While oak wilt has not yet been found in our area, it is recommended to avoid pruning oak trees from April through June, making March a good time to prune. In this case, the earlier in March is better.

For fruit trees, prune hardy trees like apple, pear and sour cherries first. Wait until later in March or early April to prune less hardy trees like peach and sweet cherry. This will reduce the risk of cold temperature injury to these trees.

As for evergreen trees, it would be best if they were not pruned. Unless you’re growing an evergreen to sell as a Christmas tree, evergreens maintain a more natural shape if not pruned.

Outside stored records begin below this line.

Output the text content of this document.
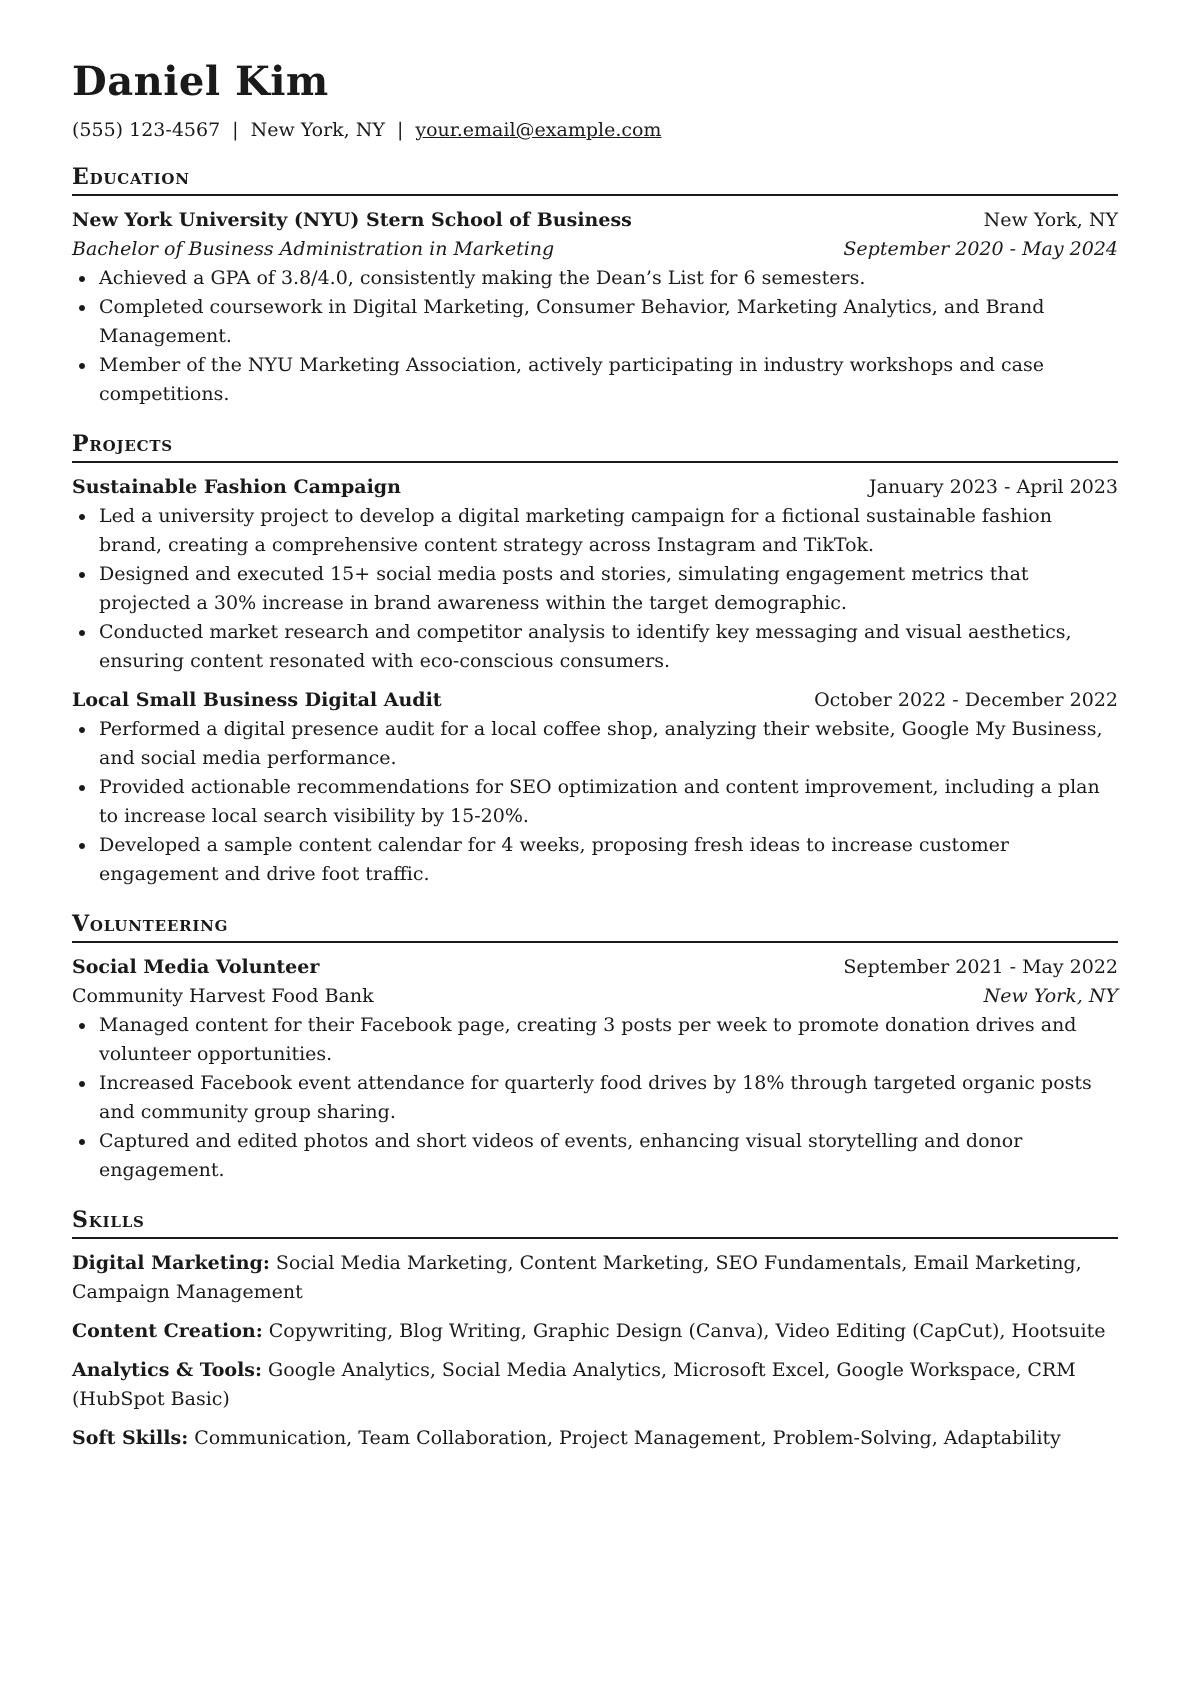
Daniel Kim
(555) 123-4567 | New York, NY | your.email@example.com
Education
New York University (NYU) Stern School of Business	New York, NY
Bachelor of Business Administration in Marketing	September 2020 - May 2024
Achieved a GPA of 3.8/4.0, consistently making the Dean’s List for 6 semesters.
Completed coursework in Digital Marketing, Consumer Behavior, Marketing Analytics, and Brand Management.
Member of the NYU Marketing Association, actively participating in industry workshops and case competitions.
Projects
Sustainable Fashion Campaign	January 2023 - April 2023
Led a university project to develop a digital marketing campaign for a fictional sustainable fashion brand, creating a comprehensive content strategy across Instagram and TikTok.
Designed and executed 15+ social media posts and stories, simulating engagement metrics that projected a 30% increase in brand awareness within the target demographic.
Conducted market research and competitor analysis to identify key messaging and visual aesthetics, ensuring content resonated with eco-conscious consumers.
Local Small Business Digital Audit	October 2022 - December 2022
Performed a digital presence audit for a local coffee shop, analyzing their website, Google My Business, and social media performance.
Provided actionable recommendations for SEO optimization and content improvement, including a plan to increase local search visibility by 15-20%.
Developed a sample content calendar for 4 weeks, proposing fresh ideas to increase customer engagement and drive foot traffic.
Volunteering
Social Media Volunteer	September 2021 - May 2022
Community Harvest Food Bank	New York, NY
Managed content for their Facebook page, creating 3 posts per week to promote donation drives and volunteer opportunities.
Increased Facebook event attendance for quarterly food drives by 18% through targeted organic posts and community group sharing.
Captured and edited photos and short videos of events, enhancing visual storytelling and donor engagement.
Skills
Digital Marketing: Social Media Marketing, Content Marketing, SEO Fundamentals, Email Marketing, Campaign Management
Content Creation: Copywriting, Blog Writing, Graphic Design (Canva), Video Editing (CapCut), Hootsuite
Analytics & Tools: Google Analytics, Social Media Analytics, Microsoft Excel, Google Workspace, CRM (HubSpot Basic)
Soft Skills: Communication, Team Collaboration, Project Management, Problem-Solving, Adaptability
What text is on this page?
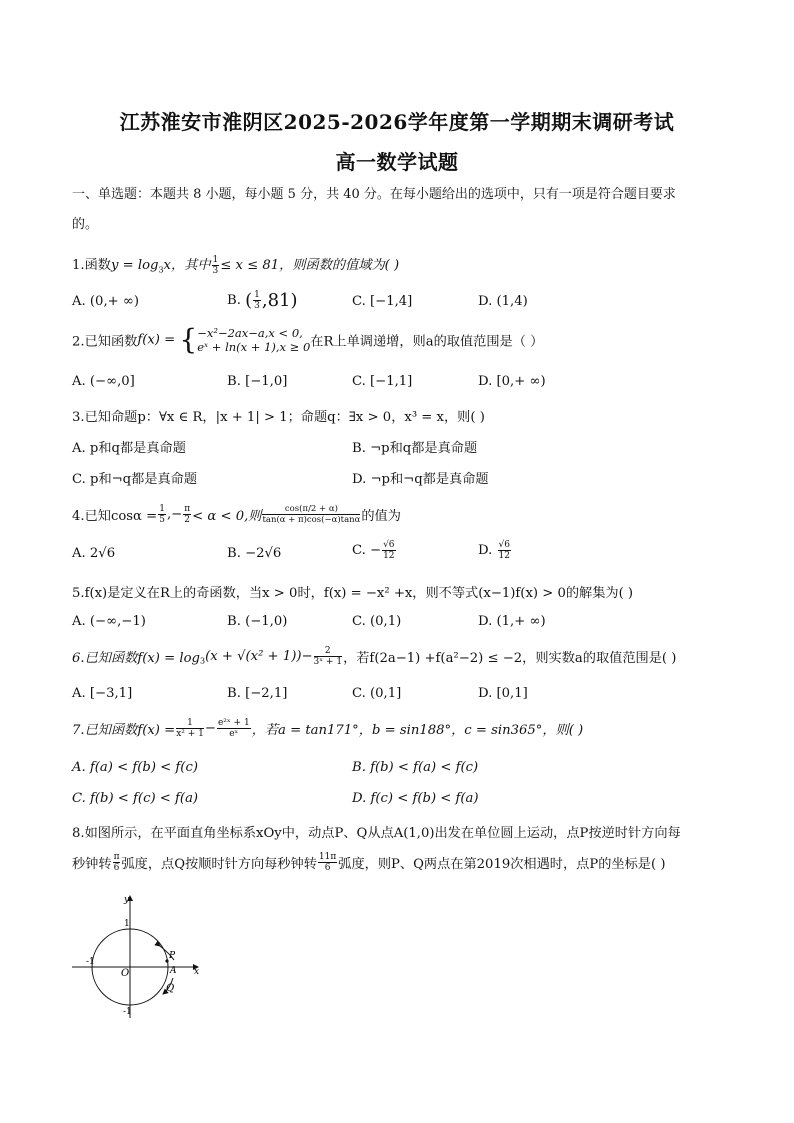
江苏淮安市淮阴区2025-2026学年度第一学期期末调研考试
高一数学试题
一、单选题：本题共 8 小题，每小题 5 分，共 40 分。在每小题给出的选项中，只有一项是符合题目要求
的。
1.函数$y = \log_3x$，其中 $\frac{1}{3} \le x \le 81$，则函数的值域为( )
A. (0,+ ∞)	B. ( $\frac{1}{3} ,81$)	C. [−1,4]	D. (1,4)
2.已知函数f(x) = { −x²−2ax−a,x < 0,
eˣ + ln(x + 1),x ≥ 0 在R上单调递增，则a的取值范围是（ ）
A. (−∞,0]	B. [−1,0]	C. [−1,1]	D. [0,+ ∞)
3.已知命题p：∀x ∈ R，|x + 1| > 1；命题q：∃x > 0，x³ = x，则( )
A. p和q都是真命题	B. ¬p和q都是真命题
C. p和¬q都是真命题	D. ¬p和¬q都是真命题
4.已知$\cos\alpha = \frac{1}{5}$ ,− $\frac{\pi}{2} < \alpha < 0$,则 $\frac{\cos(\pi/2 + \alpha)}{\tan(\alpha + \pi)\cos(-\alpha)\tan\alpha}$ 的值为
A. 2√6	B. −2√6	C. − $\frac{√6}{12}$	D. $\frac{√6}{12}$
5.f(x)是定义在R上的奇函数，当x > 0时，f(x) = −x² +x，则不等式(x−1)f(x) > 0的解集为( )
A. (−∞,−1)	B. (−1,0)	C. (0,1)	D. (1,+ ∞)
6.已知函数$f(x) = \log_3(x + √(x^2 + 1))- \frac{2}{\text{3ˣ + 1}}$ ，若f(2a−1) +f(a²−2) ≤ −2，则实数a的取值范围是( )
A. [−3,1]	B. [−2,1]	C. (0,1]	D. [0,1]
7.已知函数$f(x) = \frac{1}{\text{x² + 1}} - \frac{\text{e²ˣ + 1}}{\text{eˣ}}$ ，若a = tan171°，b = sin188°，c = sin365°，则( )
A. f(a) < f(b) < f(c)	B. f(b) < f(a) < f(c)
C. f(b) < f(c) < f(a)	D. f(c) < f(b) < f(a)
8.如图所示，在平面直角坐标系xOy中，动点P、Q从点A(1,0)出发在单位圆上运动，点P按逆时针方向每
秒钟转 $\frac{\pi}{6}$ 弧度，点Q按顺时针方向每秒钟转 $\frac{11\pi}{6}$ 弧度，则P、Q两点在第2019次相遇时，点P的坐标是( )
y
x
1
-1
-1
O
P
A
Q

With frequent shearing, you can end up with a tree that is bare in the center with only an outer shell of green needles.

The only pruning that may be needed for evergreen trees is the removal of a double leader on young trees to avoid structural issues as the tree grows larger.  The sooner double leaders are removed on any tree, the better.

For evergreen shrubs like Juniper, Yew and Arborvitae, where size may need to be controlled or if you prefer a sheared form over a natural form, these can be pruned anytime except during very cold weather. Late winter, just before new growth begins is the best time.

When pruning any evergreen, do not prune beyond the green needles on a branch. Most evergreens lose inner needles and will not generate new growth from bare wood. Once an evergreen is pruned too far back, new growth will not occur to cover bare areas.